14
Mar
08

JEECamp: destaques | highlights


 

jeecampbanner2.gif

Terminou o JEECamp. Tempo agora para uma pequena revisão.

Foram muitas as ideias que saíram deste encontro, por isso vamos destacar aqui algumas. Para a semana vamos dar mais informação e algumas das conclusões a que chegaram.

Para ver a transcrição possível do que se falou em Birmingham, visitem a página da Live Coverage.

JEECamp is over. Time now for a quick overview.

There were many the ideas that came out of this meeting, so we’ll just highlight a few. Next week we’ll provide more info and some of the conclusions they got.

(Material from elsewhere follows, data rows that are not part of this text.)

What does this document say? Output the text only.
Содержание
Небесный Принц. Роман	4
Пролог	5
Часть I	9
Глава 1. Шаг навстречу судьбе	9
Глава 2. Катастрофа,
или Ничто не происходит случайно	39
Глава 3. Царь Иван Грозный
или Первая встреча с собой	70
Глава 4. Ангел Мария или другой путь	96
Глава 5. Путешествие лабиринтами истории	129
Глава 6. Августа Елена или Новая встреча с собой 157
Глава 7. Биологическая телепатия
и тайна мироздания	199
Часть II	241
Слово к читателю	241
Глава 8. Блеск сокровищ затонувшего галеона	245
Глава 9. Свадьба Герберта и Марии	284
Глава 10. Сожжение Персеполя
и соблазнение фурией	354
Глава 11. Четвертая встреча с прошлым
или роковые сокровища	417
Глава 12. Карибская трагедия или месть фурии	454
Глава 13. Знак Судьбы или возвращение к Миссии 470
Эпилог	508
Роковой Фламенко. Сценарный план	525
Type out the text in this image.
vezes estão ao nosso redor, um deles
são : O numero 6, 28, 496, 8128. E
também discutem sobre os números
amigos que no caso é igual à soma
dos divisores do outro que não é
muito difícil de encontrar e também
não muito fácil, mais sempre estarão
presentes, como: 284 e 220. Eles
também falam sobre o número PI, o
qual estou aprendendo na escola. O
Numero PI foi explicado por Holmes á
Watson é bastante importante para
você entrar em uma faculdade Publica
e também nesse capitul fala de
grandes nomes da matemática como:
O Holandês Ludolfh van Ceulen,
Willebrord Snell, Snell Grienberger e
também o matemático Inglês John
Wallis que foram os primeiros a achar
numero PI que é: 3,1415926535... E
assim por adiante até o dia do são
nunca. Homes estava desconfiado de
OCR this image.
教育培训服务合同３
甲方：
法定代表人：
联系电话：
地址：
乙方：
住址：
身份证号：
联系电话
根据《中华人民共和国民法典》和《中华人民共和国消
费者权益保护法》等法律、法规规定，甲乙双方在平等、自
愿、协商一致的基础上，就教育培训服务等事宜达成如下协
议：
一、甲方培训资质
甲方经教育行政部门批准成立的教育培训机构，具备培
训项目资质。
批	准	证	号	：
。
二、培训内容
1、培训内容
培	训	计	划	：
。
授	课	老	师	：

Read the possible transcription of what was discussed at Birmingham at the Live Coverage page.

 

Joanna Geary asks Rick how many visitors to his site are from the area it represents
75-80% are local people
however, there is an international presence, but local people still want local news

 

[Comment From Robert Andrews]
any threat from fans writing their own coverage (or merely forum chat, which can also break news)… any threat from formal fan efforts like sportingo?
I don’t see it as a threat – the two are complementary – we can work side by side. Clearly someone has to go to press conferences, etc, and then bring out the comment and quotes, for sportingo, etc to discuss.

 

[Comment From Graham Holliday]
Isn’t it a little dangerous for journalists to be using facebook for story sources? Wouldn’t be *too* difficult to track a source by digging into a journos friends on facebook, no? Depending on how bright the journalist is, of course
Communities- journalists need computer skills training and to get into the blogging mindset, they don’t know how to utilise the tools they have.

 

[Comment From Alex Gamela]
@communities – journalists have a kind of “i know it all” attitude, that must be left behind

 

Communities- Alex- the group agrees, they like that fact that bloggers are a ‘human face’ that occasionally make mistakes, an attitude which journalists need to adopt.

 

 

Communities- Too much of a reaction to a blog post on a contentious issue can scare journalists off, as they are used to having the barrier of the newspaper to hide behind.

 

 

Communities- Re: crowdsourcing- manchestereveningnews.co.uk has an interactive traffic map where people can put any traffic problems on the map, using google maps, which has had a huge response. Using twitter to get information on ongoing stories, can send in questions to interviewees, this is working well. Should also be careful not to use it all the time though.

 

[Comment From Alex Gamela]
@ONM – but there are a lot of breaking news services that redirect people to tv or to more quicker news organizations. how can newspapers compete with that?

 

@ Alex, ONM – start with twitter, start with text version of News. getting reports regularly, more expansive text written story, journalist with digital camera – pictures, by 1, more stood up story with images and quotes. That story can then be taken as a basis for print publication next morning. On website draw more bloggers, flickr photos, video on youtube, all brought together. Blog comments, own blog etc. Then more in depth piece.

@ Alex – dont neccessarily need to break the news to benefit from it. If journalist is out there and have got twitter on phone, they can at least do something small there and then.

[Comment From Alex Gamela]
is the future of digital journalism a matter of technology or does it take also a whole new attitude towards the practice?

ONM – @Alex, no Tom doesnt think it needs any change, key principles are the same, BUT not just about reporting also networking. Its now not enough just to be a reporter. You have to be your own advertising team.
Craig – Good journalist will always be read. But need to be aware of the technology, awareness of how its being published. If you are missing out on conversation, someone else is. Old skill- being able to talk to people.

Panel Discussion- what is the future of journalism?

Changes in distribution, find new ways of distribution

Mobile, broadband technology etc just makes people use what was always there more often.

Traditional media have no strategy for utilising mobile phones

“newspapers arent dying – we’re committing suicide”

the way journalists tell stories is changing, we can get more people to tell their stories to us. people are tired of journalists being called – the voice of the people – they are merely A voice IN the field.

News Organisations simply think of ways to get UGC for free, when they really should be thinking about how to become part of a ‘sharing’ relationship.

Young people with good technical skills are being put into positions where they have journalistic skills – but not the power or the experience.

“Its the same as putting kids in a car park and then expecting them to learn how to drive”

Journalists are in a BUSINESS – unless money comes in, then it cant go out. It doesnt mean that they should allow themselves to be ‘gutted’ by big media companies – they have to be part of making that business work.

Now is the best time to be a journalist. The demand is for journalists who WANT to tell a story. all the contacts, features, etc are in place to become a great journalist. This is THE time to be a journalist. It doesnt get much better than this.

With all the news technologies coming out, there’s a danger that they wont be accepted for what they are, and journalists lose focus of what journalism is. There are no barriers to entering journalism.